A Lupus Family Affair
Attending the walks and participating in lupus awareness campaigns has become a family affair. Vivian's son has been attending walks since he was small, and has started campaigns at his school, which has turned out a majority of the volunteers at his local Walk event. Maria's 14-year-old daughter has also recently participated in a walk for the first time!
Between additional family members and friends, Maria and Vivian began to recruit more participants each year to join their Walk team: the Lupus Sisters. Using a variety of methods, including social media and word of mouth, their team eventually grew to over 40! Over the years they have managed to raise tens of thousands of dollars for research and development of a cure.

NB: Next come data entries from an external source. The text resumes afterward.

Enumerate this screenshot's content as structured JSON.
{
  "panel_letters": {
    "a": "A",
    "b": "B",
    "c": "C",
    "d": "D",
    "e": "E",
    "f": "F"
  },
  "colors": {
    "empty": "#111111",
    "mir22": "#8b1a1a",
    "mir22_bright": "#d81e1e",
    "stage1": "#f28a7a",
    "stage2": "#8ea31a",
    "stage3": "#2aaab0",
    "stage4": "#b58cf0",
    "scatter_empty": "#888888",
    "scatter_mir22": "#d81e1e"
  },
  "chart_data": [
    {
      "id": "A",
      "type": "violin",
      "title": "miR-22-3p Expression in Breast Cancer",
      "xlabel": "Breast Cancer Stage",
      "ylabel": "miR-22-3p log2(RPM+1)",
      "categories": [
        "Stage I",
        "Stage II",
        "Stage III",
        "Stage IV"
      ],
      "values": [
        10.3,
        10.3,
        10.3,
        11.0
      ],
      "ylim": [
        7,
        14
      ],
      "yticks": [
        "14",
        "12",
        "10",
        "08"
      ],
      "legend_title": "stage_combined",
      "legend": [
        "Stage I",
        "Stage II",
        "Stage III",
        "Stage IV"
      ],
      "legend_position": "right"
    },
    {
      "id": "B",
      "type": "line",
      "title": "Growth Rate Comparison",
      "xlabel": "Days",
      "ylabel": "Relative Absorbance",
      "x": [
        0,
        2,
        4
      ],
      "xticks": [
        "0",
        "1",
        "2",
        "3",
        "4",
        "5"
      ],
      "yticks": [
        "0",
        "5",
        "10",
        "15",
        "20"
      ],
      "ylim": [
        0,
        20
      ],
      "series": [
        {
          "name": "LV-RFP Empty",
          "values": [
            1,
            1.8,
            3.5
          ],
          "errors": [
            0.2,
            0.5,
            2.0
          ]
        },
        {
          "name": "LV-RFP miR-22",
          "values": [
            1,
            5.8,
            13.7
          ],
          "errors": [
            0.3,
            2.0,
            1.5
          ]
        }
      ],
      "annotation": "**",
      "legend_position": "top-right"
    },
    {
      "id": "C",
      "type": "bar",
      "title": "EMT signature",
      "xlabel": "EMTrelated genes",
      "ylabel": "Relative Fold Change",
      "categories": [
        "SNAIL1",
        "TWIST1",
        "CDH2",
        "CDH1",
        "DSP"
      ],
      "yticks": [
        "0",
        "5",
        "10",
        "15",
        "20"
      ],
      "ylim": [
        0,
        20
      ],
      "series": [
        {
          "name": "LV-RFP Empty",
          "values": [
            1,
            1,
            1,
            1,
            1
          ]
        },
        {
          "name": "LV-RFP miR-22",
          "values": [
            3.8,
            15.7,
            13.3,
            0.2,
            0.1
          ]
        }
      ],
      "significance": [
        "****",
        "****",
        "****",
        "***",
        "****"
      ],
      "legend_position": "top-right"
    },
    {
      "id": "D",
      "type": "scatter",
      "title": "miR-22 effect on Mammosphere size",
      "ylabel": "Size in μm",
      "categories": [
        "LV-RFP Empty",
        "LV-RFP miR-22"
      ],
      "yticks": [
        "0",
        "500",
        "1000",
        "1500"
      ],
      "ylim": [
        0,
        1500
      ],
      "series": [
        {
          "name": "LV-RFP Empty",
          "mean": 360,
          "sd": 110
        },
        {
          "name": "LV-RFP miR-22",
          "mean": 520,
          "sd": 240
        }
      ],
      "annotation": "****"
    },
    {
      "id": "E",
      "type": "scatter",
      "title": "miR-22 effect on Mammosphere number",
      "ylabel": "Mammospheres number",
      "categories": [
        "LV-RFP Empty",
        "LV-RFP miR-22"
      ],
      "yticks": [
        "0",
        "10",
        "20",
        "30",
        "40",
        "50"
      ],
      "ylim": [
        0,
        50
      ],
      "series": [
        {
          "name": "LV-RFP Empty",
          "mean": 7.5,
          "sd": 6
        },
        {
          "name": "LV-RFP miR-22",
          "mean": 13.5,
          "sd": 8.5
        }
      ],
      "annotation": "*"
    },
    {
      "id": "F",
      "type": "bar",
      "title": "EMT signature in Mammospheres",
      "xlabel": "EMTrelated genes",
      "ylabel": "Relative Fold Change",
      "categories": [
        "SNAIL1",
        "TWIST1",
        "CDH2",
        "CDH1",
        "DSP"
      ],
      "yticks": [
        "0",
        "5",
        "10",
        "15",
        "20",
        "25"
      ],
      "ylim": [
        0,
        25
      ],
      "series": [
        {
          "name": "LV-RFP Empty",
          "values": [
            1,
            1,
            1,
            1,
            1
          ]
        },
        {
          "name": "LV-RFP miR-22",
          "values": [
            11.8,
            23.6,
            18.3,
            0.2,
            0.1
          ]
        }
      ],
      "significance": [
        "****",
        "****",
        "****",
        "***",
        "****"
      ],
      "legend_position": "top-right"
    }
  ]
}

“It feels great to see so many people turn out to the walks and show their support. We’re happy when we have more people. We don’t feel alone and have everyone supporting us. Especially our families, our kids,” Maria said.
The Lupus Sisters’ awareness activities do not stop at Walk to End Lupus Now events. They are active in their communities, hosting fundraisers at local pizzerias and ice cream shops, and obtaining proclamations in different cities during Lupus Awareness Month.
As the 2023 Walk season quickly approaches, Maria and Vivian both look forward to seeing more new and familiar faces.
“It’s a chance to see everyone else that’s fighting the same battle, creating more awareness. Seeing the Walk grow year after year, means we’re doing our job.”
Maria and Vivian offer the following advice for anyone battling lupus:
“I’ll say never give up. A diagnosis like that is very scary. It is not an easy road. We have been through a lot: chemo, hospital stays every month, dialysis, transplants. Just make sure you stay on top of your appointments and treatments. We don’t have a cure yet, but that’s our goal. We are going to continue walking and raising awareness and walking until we find a cure.”